Dynamics and F=ma, where a is 0

[FaithAlyRose]

Homework Statement

A 24kg box is placed on a rough slope. Determine the magnitude of the frictional force exerted by the slope on the box if the box is moving downward at a constant velocity of 9.0m/s. The slope incline is 40°

Homework Equations

F=ma

The Attempt at a Solution

F = 24 x 0
a = 0 because speed is constant.
Resultant force = Initial force - frictional force

 

[vivekrai]

What is that attempt? You seem to have learned things in way too hurry. First draw the FBD of the block. See what are the forces acting on it. How can it's acceleration be put to zero etc.,

 

[vela]

Start with a free-body diagram. I encourage you to explain what you're doing instead of trying to make us guess what you reasoning is.

 

[FaithAlyRose]

Start with a free-body diagram. I encourage you to explain what you're doing instead of trying to make us guess what you reasoning is.

Well, as stated in the title, I used F=ma, so the working I came up with was F=24x0, with 24 being the mass of the box and 0 for the acceleration since the speed is constant.

 

[FaithAlyRose]

What is that attempt? You seem to have learned things in way too hurry. First draw the FBD of the block. See what are the forces acting on it. How can it's acceleration be put to zero etc.,

Haha sorry, I'm still very new to Physics, as I'm only 13. Our teacher just started teaching us, but he's far from thorough so we're struggling...

For the FBD, I drew
1) weight acting vertically downwards
2) friction acting opposite the direction of motion
3) a force acting perpendicular to the incline of the slope
4) the direction of motion

Thanks for offering your help! :)

 

[vela]

The Attempt at a Solution

F = 24 x 0
a = 0 because speed is constant.
Resultant force = Initial force - frictional force

What do you mean by "initial force"?

Well, as stated in the title, I used F=ma, so the working I came up with was F=24x0, with 24 being the mass of the box and 0 for the acceleration since the speed is constant.
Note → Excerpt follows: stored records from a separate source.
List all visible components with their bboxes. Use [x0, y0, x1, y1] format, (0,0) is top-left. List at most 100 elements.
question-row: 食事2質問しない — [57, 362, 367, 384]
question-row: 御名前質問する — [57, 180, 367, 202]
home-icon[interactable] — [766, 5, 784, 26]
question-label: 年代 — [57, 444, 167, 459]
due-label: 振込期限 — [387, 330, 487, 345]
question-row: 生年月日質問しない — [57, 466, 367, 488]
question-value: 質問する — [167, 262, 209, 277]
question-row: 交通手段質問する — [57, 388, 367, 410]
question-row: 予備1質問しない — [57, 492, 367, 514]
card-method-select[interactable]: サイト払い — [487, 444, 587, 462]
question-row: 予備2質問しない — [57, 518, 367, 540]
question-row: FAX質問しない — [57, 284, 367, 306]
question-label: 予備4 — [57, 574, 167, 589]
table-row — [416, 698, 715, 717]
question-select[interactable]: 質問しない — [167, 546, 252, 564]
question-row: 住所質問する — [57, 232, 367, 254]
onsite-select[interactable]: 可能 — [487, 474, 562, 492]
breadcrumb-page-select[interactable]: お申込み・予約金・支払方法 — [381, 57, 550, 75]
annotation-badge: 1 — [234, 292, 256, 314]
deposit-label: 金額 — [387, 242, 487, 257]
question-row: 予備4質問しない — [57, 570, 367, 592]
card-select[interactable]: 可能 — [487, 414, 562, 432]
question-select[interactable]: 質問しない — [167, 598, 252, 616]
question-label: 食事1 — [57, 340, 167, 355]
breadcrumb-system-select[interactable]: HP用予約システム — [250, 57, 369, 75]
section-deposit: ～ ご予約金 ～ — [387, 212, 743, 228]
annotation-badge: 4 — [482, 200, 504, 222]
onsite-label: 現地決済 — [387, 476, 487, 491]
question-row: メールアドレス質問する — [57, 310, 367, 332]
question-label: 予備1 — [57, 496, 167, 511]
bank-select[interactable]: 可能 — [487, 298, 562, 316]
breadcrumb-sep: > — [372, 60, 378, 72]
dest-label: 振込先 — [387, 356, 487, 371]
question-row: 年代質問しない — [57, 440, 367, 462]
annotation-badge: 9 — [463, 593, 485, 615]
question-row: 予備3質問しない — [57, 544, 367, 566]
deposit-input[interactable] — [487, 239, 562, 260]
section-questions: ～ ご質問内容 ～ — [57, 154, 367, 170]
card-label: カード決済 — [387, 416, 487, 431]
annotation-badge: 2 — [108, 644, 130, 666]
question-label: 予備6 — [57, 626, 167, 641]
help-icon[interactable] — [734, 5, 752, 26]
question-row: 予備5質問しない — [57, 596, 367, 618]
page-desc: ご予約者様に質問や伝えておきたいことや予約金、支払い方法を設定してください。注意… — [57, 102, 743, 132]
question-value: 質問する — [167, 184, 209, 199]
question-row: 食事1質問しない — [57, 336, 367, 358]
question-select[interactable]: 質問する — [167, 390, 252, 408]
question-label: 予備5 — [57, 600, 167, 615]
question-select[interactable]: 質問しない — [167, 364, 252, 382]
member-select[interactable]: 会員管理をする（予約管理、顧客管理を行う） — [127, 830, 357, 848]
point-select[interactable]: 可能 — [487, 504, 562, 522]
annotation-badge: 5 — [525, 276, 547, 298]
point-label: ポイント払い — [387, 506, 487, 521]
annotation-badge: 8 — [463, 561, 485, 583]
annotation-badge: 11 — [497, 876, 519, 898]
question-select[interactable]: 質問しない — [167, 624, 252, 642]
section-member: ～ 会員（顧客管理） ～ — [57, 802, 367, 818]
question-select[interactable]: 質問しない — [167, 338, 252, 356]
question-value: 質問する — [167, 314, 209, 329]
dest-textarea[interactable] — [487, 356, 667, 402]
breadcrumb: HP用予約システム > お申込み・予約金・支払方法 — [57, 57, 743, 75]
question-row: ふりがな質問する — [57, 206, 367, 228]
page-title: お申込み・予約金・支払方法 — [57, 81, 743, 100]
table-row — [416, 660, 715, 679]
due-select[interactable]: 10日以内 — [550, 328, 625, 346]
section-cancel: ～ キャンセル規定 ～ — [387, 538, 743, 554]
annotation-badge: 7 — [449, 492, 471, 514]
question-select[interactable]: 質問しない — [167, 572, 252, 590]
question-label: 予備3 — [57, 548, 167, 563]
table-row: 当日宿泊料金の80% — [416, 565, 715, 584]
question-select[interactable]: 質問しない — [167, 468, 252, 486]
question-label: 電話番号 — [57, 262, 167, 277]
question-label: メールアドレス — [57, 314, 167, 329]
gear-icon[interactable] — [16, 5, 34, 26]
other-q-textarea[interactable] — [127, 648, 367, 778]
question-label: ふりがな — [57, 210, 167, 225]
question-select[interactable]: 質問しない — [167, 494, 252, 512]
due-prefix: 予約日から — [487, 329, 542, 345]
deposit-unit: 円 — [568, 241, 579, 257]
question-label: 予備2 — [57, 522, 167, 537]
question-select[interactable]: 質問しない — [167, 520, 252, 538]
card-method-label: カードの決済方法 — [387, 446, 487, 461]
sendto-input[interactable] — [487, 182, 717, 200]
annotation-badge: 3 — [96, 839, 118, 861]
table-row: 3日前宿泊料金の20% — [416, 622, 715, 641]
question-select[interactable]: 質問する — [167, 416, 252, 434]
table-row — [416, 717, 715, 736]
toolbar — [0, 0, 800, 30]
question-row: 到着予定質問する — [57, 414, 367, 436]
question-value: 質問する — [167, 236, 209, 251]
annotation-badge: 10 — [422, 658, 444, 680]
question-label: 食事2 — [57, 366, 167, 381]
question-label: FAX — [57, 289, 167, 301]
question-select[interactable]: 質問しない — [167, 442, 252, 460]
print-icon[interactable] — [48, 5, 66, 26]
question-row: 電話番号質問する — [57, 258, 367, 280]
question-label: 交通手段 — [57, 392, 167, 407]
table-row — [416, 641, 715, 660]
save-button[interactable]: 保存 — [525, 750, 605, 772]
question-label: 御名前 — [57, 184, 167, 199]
I figured that's what you probably did, but it's better to hear you actually say it. Students can quite often come up with the correct answer for the wrong reasons.

For the FBD, I drew
1) weight acting vertically downwards
2) friction acting opposite the direction of motion
3) a force acting perpendicular to the incline of the slope
4) the direction of motion

Choose a set of axes and resolve the forces into x and y components. Then set up two equations:
\begin{align*}
\sum F_x &= ma_x \\
\sum F_y &= ma_y
\end{align*} where, as you noted, you have $a_x = a_y = 0$ since the box moves at constant speed.